VisionTek lists the Pro 2 1 TB at 690 TBW of endurance — the same rating quoted for the 250 GB and 500 GB variants, which is atypical since endurance normally scales with NAND capacity. At 690 TBW for a 1 TB consumer NVMe drive, the rating equates to roughly 38 years of service at a 50 GB per day workload. For context, the WD Blue SN550 1 TB carries 600 TBW, and the Crucial P2 1 TB is rated at 300 TBW. The endurance figure should be treated as manufacturer-claimed; NAND sourcing may vary across production batches and the rating may reflect the product line rather than the specific 1 TB SKU.

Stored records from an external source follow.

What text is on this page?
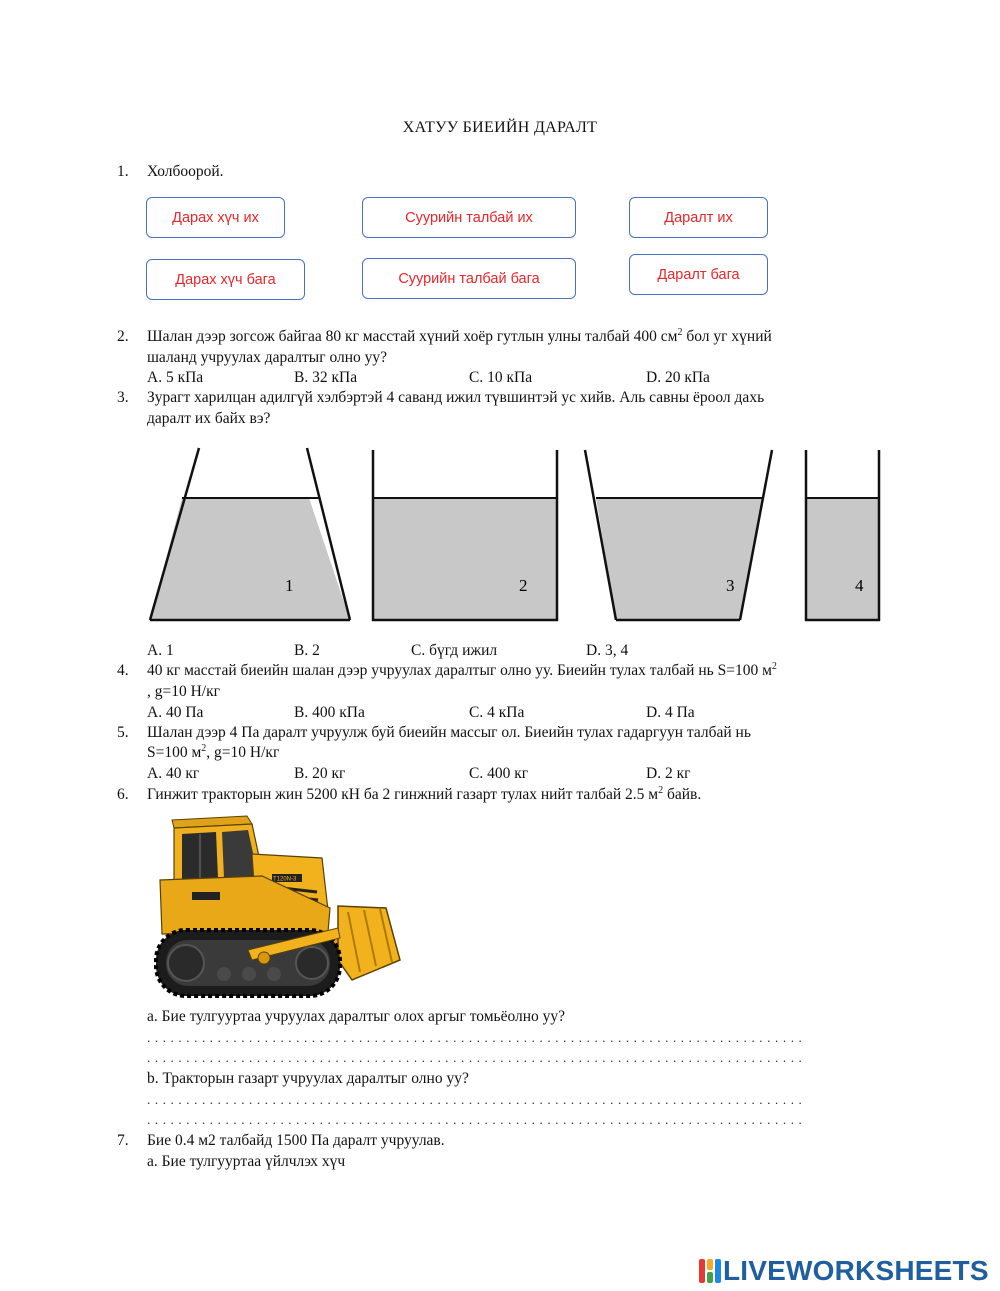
ХАТУУ БИЕИЙН ДАРАЛТ
1.	Холбоорой.
Дарах хүч их	Суурийн талбай их	Даралт их
Дарах хүч бага	Суурийн талбай бага	Даралт бага
2.	Шалан дээр зогсож байгаа 80 кг масстай хүний хоёр гутлын улны талбай 400 $см^2$ бол уг хүний
шаланд учруулах даралтыг олно уу?
A. 5 кПа	B. 32 кПа	C. 10 кПа	D. 20 кПа
3.	Зурагт харилцан адилгүй хэлбэртэй 4 саванд ижил түвшинтэй ус хийв. Аль савны ёроол дахь
даралт их байх вэ?
1	2	3	4
A. 1	B. 2	C. бүгд ижил	D. 3, 4
4.	40 кг масстай биеийн шалан дээр учруулах даралтыг олно уу. Биеийн тулах талбай нь S=100 $м^2$
, g=10 Н/кг
A. 40 Па	B. 400 кПа	C. 4 кПа	D. 4 Па
5.	Шалан дээр 4 Па даралт учруулж буй биеийн массыг ол. Биеийн тулах гадаргуун талбай нь
S=100 $м^2$, g=10 Н/кг
A. 40 кг	B. 20 кг	C. 400 кг	D. 2 кг
6.	Гинжит тракторын жин 5200 кН ба 2 гинжний газарт тулах нийт талбай 2.5 $м^2$ байв.
T120N-3
a. Бие тулгууртаа учруулах даралтыг олох аргыг томьёолно уу?
....................................................................................
....................................................................................
b. Тракторын газарт учруулах даралтыг олно уу?
....................................................................................
....................................................................................
7.	Бие 0.4 м2 талбайд 1500 Па даралт учруулав.
a. Бие тулгууртаа үйлчлэх хүч
LIVEWORKSHEETS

The WD Blue SN570 1 TB is the Pro 2 1 TB's closest competitor. The SN570 is rated higher at 3,500 MB/s reads and 3,000 MB/s writes versus the Pro 2's 2,680/1,750 MB/s — a meaningful sequential throughput advantage for large file operations. Endurance is rated at 600 TBW for the SN570 versus VisionTek's claimed 690 TBW. Both carry 5-year warranties. The key differentiator is independent validation: the SN570 has been extensively benchmarked across multiple review outlets with consistent, reproducible results, while the Pro 2's performance claims rely on the manufacturer's specification sheet. In everyday use as an OS and game drive, both SSDs will deliver responsive performance. The decision typically comes down to regional pricing — the Pro 2 is often positioned below the SN570 at retail.

Sequential read and write speeds are rated identically at 2,680 MB/s and 1,750 MB/s across all Pro 2 capacities, so burst performance is the same. The 1 TB model holds three practical advantages over the 500 GB variant: first, more NAND dies operating in parallel improves sustained write throughput after SLC cache exhaustion; second, the larger total capacity provides a proportionally larger SLC cache, so peak write speeds are maintained for longer during large transfers; third, the 1 TB capacity simply eliminates the storage management compromises of a 500 GB single-drive system. For typical OS and gaming workloads, the real-world performance difference is modest — the capacity increase is the primary reason to choose the 1 TB over the 500 GB.